Quando em 1864 o exercito paraguaio invadiu Mato Grosso e quis levar os Guaicuru para seu território, a tribo recusou e a maioria morreu de varíola. Assim foi a guerra de seis anos. Os índios ajudaram os brasileiros a fugir para Cuiabá, cruzaram o Rio Apa e atacaram os paraguaios. Dom Pedro II deu um território na Serra da Bodoquena na borda sudoeste do Pantanal aos Kadiwéu em gratidao ao seu auxilio da Guerra do Paraguai. Mas não é suficiente para nós, não foi o que o rei prometeu, dizem Santos e sua esposa.

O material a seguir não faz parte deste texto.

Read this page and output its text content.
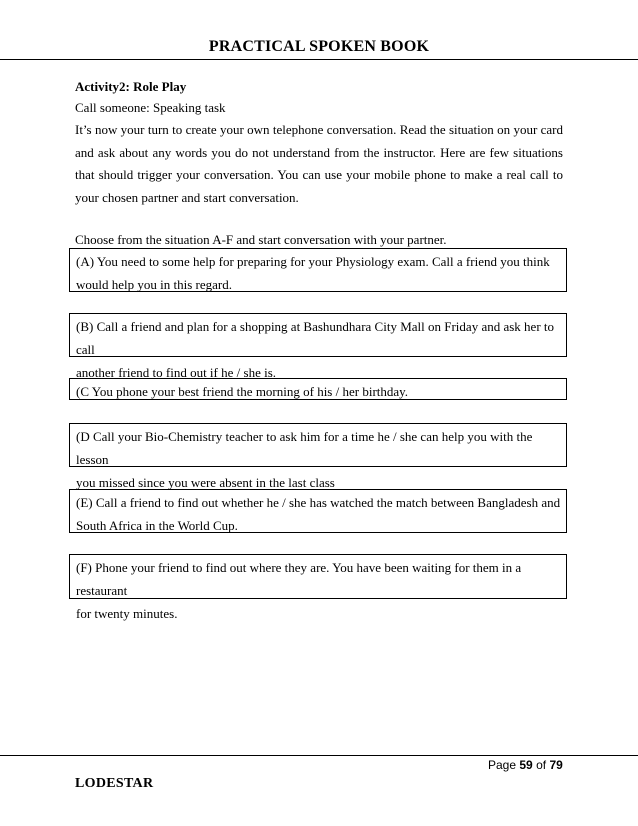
PRACTICAL SPOKEN BOOK

Activity2: Role Play

Call someone: Speaking task

It’s now your turn to create your own telephone conversation. Read the situation on your card and ask about any words you do not understand from the instructor. Here are few situations that should trigger your conversation. You can use your mobile phone to make a real call to your chosen partner and start conversation.

Choose from the situation A-F and start conversation with your partner.

(A) You need to some help for preparing for your Physiology exam. Call a friend you think
would help you in this regard.
(B) Call a friend and plan for a shopping at Bashundhara City Mall on Friday and ask her to call
another friend to find out if he / she is.
(C You phone your best friend the morning of his / her birthday.
(D Call your Bio-Chemistry teacher to ask him for a time he / she can help you with the lesson
you missed since you were absent in the last class
(E) Call a friend to find out whether he / she has watched the match between Bangladesh and
South Africa in the World Cup.
(F) Phone your friend to find out where they are. You have been waiting for them in a restaurant
for twenty minutes.
Page 59 of 79
LODESTAR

A guerra terminou no Tratado de Limites de 1872 e os Guaicuru se desintegraram rápido, por causa da mestiçagem intertribal, do alcool e as epidemias de varíola. As últimas décadas do século XIX, foi o tempo do crescimento artístico, da fabricação de cerâmicas e pinturas corporais complexas. Levi-Strauss fez uma coleção de 400 diferentes desenhos. Os assentamentos da época, semissedentários, em cabanas de palha e folhas de palmeira em semicírculo, em locais altos pelas inundações, e os acampamentos temporários de tapiri nas viagens de caça e pesca -contava o avô de Ana Santos-, se somavam aos engenhos e caldeiras para tirar o caldo da cana. Desde então os Kadiwéu fabricam cerâmicas e tecem panos coloridos de lã e algodão, com contas de vidro; e trançam esteiras, leques e outros artigos de junco. Nos anos de 1930 o SPI quis modernizar o povo, juntando-o em aldeias, com casas, escola e farmácia, mas as aldeias eram abandonadas. Em 1935 Levi Strauss os achou morando fora das casas em barracas, fabricando chapéus de palha para vender. O território cedido por Dom Pedro II aos Kadiwéu criou muitos conflitos. Em 1957 fazendeiros soltaram 15 mil cabeças de gado, mas o Supremo Tribunal favoreceu os índios. Mas durante outros 60 anos o SPI alugou as terras dos Kadiwéu e depois as vendeu aos fazendeiros por preços abaixo de 6% do valor. O povo usava só uma fração da terra. Nos 80 a FUNAI não tinha recursos para ajudar o povo. O comércio, ensino e assistência médica contra o sarampo, tuberculose e malária eram das missões evangélicas.

Primo de Ana, o líder Kadiwéu Ambrósio da Silva, acertou em 1985  com os fazendeiros, para pagar aluguel direto aos índios. A FUNAI levantou uma escola e uma clínica em Bodoquena, mas sem suficientes professores e enfermeiros. O povo quis ter uma escola própria com professores Terena, e a Missão Evangélica Unida e a SIL ajudaram a escola e deram assistência médica.

Santos e sua esposa Ana, pedintes sem teto onde morar, vagam pelas ruas de Bonito com as suas memórias embrulhadas nas sacolas pobres com seus escassos pertences.


Javier Villanueva, São Paulo, dezembro de 2018.

Este texto foi preparado a pedido da redação da Revista Nossa América/Nuestra América, do Memorial da América Latina. Acabou não sendo publicado, por isso a demora em oferecé-lo aqui, aos meus leitores.